Day 40

PCT Mile Marker 1470.98 – 1486.92

Miles Hiked 15.94

My favorite is the soft paths along long-forgotten roads. Trees grow there, the grade is smooth and wide, and I don’t feel like I’m going to fall off of the mountain. Pine needles and soft earth keep the pain in my feet from getting any worse. The quiet peace in these places calm my being in ways only spiritual terms could describe. Light drips softly through the trees and pools on the ground. Splash, I think, as I step in those pools. A small child on the other side of the rain.

A nice stream lined with water plants whose leaves were three times the size of my head = time for another peanut butter sandwich with extra peanut butter.

I pulled on my old lady knee high stockings. Armor against the poison oak ahead. I’d already done some serious dance moves avoiding some earlier. In the midst of my moves avoiding it on the ground, I took a poison oak branch right to the side of my face. And I had a mini-meltdown. This was now serious business.  

A minuscule gnat tossed himself around my line of sight. He just hung out there, right in front of my eyes but rarely touching me. For endless amounts of time.  

Like a flickering flaw in the film of an old movie. That little black dot, or that little hair on the projector screen. And you can’t watch the movie anymore because you desperately need someone to get rid of that f-ing dot. Remove The Hair. And then when it finally goes away, you can focus again and you forget it was ever there. And then it comes back. And after the twelfth time, you seriously contemplate turning off the movie…

That was this guy. This frustrating little gnat. Capable of toppling a giant beast. Me.

For no particular reason, I started calling him ‘The Butler’.

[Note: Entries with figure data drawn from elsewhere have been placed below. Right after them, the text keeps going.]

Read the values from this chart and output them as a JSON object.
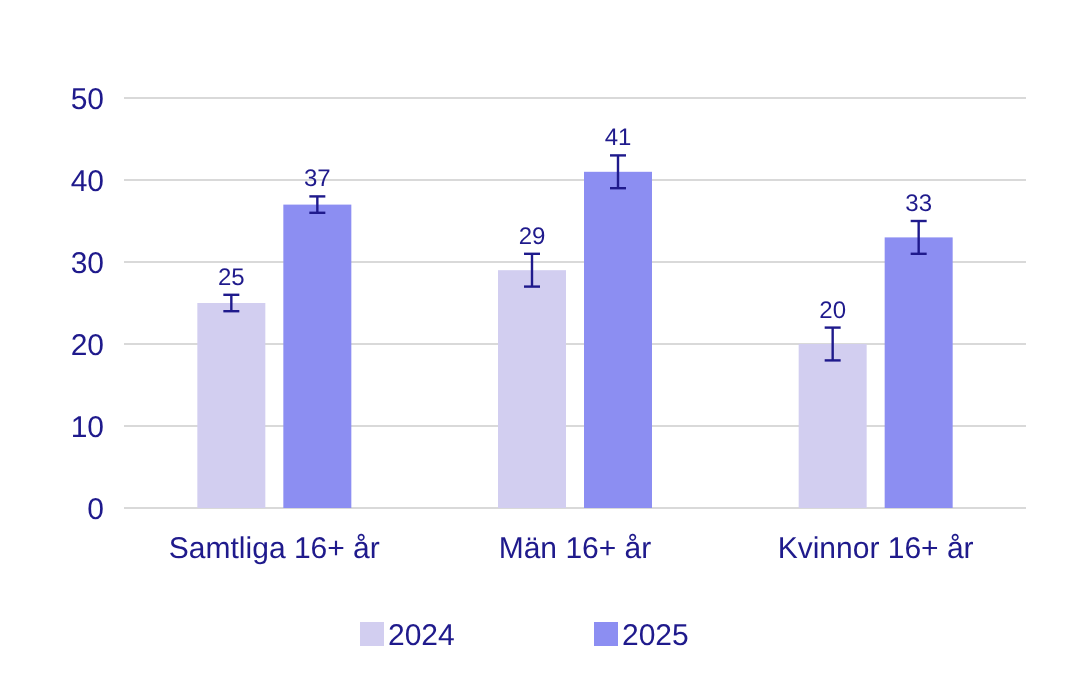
{
  "chart_data": {
    "type": "bar",
    "categories": [
      "Samtliga 16+ år",
      "Män 16+ år",
      "Kvinnor 16+ år"
    ],
    "series": [
      {
        "name": "2024",
        "color": "#d2cef0",
        "values": [
          25,
          29,
          20
        ],
        "errors": [
          1,
          2,
          2
        ]
      },
      {
        "name": "2025",
        "color": "#8c8ef2",
        "values": [
          37,
          41,
          33
        ],
        "errors": [
          1,
          2,
          2
        ]
      }
    ],
    "ylim": [
      0,
      50
    ],
    "yticks": [
      0,
      10,
      20,
      30,
      40,
      50
    ],
    "grid": "y",
    "legend": "bottom",
    "data_labels": true
  }
}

He’d been around for probably two weeks or so. He tended to show up in wooded areas without much water. He drove me mad. He made me want to cut off my pinky finger so I had something else to focus on. I yelled at him a lot.

Sometimes I would wear a head net just to keep him a little further away from my eyes. Sometimes I would successfully smack him and he’d be gone for a few minutes, but then there he was again. He never had any company. He was a loner. I figured he just loved the color of my eyes.

Every once in a while, he would fly up my nose. Then I’d instinctively kill him. I’d exhale really hard through my nose or smash him in there and dig him out.

But then he’d be back a few minutes later. Why was he still alive after I killed him so, so many times? What did I have that he wanted? Why was he always alone? Why did I call him The Butler?

So many questions.

But he loved me.

I scrubbed myself raw and shiny in a creek, and then I didn’t feel as poison oaky. Poisony Oak? Poisony Oaky? Whatever. 

The trail went up-up-up, clinging to the side of a very steep mountain. The path was loose and rocky dirt. In places, it was barely wider than my foot. In others, it was two feet wide. It reminded me too much of McSketcherson, and I refused to look down…or around…or anywhere other than where my next step was going to be. One foot and two trekking poles on the ground at all times. Three points of contact, three points of contact. Fear gripped me and I could feel the metallic tingling of adrenaline surges in my calves.

I got to the top of the hill and found two other hikers setting up their camps. I impolitely plowed through one camp declaring, “You don’t mind if I come through here and camp over there, right? Good.” And I did. Without waiting for an answer. I just marched on through, happy to be done with that mountain.

I’d been hiding my peanut butter from myself all day. I buried it deep in a secret place in my pack so I couldn’t get to it easily.  

But the day was over The Butler had gone to bed and it was peanut butter time.